На обратном пути, сидя в лодке, Катрин погрузилась в глубокую задумчивость, тревога уступила место слабой надежде. Избавление и успокоение, а может быть, и счастье становились возможны.
В этот вечер Катрин быстро заснула и спала, как ребенок. Она открыла глаза, когда солнце было уже высоко в небе. Она не спешила, намереваясь выехать из города в разгар дня на глазах у всех: нет ничего удивительного в том, что, посетив святые места, она возвращается домой. Она приказала Готье отправиться в конюшню и приготовить лошадей, но юноша вскоре вернулся в сопровождении пятнадцатилетнего мальчика в перепачканной краской одежде.
– Я встретил этого юношу внизу, – сказал конюх. – Его прислал с письмом ван Эйк.
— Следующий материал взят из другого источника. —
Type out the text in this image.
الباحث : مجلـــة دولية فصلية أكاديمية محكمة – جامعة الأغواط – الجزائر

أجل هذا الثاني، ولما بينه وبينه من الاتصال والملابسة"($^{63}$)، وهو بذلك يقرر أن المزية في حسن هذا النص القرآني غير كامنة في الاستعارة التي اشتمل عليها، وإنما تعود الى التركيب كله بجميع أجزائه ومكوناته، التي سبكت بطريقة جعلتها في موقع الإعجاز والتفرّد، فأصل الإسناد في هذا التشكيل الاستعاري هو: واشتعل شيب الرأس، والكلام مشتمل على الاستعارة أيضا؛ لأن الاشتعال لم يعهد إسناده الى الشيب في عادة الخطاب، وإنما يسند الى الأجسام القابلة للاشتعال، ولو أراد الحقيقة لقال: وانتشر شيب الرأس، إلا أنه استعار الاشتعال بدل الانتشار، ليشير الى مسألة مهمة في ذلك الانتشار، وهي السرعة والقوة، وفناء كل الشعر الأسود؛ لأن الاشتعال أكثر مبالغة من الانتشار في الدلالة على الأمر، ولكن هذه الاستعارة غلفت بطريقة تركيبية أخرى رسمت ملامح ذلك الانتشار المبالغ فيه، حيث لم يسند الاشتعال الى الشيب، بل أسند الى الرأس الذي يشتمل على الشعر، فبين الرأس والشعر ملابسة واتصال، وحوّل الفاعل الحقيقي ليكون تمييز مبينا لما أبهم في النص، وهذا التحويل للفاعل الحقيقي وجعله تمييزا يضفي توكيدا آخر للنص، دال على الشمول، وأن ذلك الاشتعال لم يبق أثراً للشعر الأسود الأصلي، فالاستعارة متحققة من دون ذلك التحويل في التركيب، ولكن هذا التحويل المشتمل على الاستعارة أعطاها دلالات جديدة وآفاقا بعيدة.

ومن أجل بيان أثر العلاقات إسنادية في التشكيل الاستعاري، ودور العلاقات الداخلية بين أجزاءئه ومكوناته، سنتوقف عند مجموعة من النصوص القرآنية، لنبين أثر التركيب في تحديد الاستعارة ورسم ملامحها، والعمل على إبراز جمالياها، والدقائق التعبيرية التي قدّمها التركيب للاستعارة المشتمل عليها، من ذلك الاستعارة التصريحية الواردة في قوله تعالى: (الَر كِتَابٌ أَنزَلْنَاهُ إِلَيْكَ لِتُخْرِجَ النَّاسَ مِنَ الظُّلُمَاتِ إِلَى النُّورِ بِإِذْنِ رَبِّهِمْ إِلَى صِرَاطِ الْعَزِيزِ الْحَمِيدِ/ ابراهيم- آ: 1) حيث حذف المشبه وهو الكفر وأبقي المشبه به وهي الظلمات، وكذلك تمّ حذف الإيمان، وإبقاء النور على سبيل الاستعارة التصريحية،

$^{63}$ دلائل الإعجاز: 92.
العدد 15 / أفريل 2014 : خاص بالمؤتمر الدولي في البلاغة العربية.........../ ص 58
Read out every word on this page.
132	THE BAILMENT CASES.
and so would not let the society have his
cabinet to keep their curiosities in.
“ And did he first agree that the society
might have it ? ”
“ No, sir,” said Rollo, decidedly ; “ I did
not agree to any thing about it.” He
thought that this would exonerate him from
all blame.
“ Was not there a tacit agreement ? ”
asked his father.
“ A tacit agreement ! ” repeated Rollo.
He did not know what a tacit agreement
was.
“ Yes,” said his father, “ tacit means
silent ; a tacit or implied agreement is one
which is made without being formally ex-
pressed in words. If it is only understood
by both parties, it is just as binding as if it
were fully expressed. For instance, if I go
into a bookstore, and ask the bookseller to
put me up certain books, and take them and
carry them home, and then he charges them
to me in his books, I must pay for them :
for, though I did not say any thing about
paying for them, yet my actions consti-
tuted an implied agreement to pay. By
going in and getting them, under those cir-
– Срочное письмо! – уточнил юноша. – Мой учитель приказал мне вручить его в руки госпожи Бернеберге.
– Вы один из его учеников? – улыбаясь, спросила Катрин, глядя на его открытое лицо, светлые волосы и голубые, полные детской наивности глаза.
– Я его единственный ученик! – гордо ответил он. – Мэтр ван Эйк, вы, конечно, это знаете, изобрел новую манеру живописи, и он тщательно хранит ее секрет. Но меня он любит.
– Как вас зовут?
– Петер Крист, госпожа. Прочтите, пожалуйста, письмо. Кажется, оно срочное.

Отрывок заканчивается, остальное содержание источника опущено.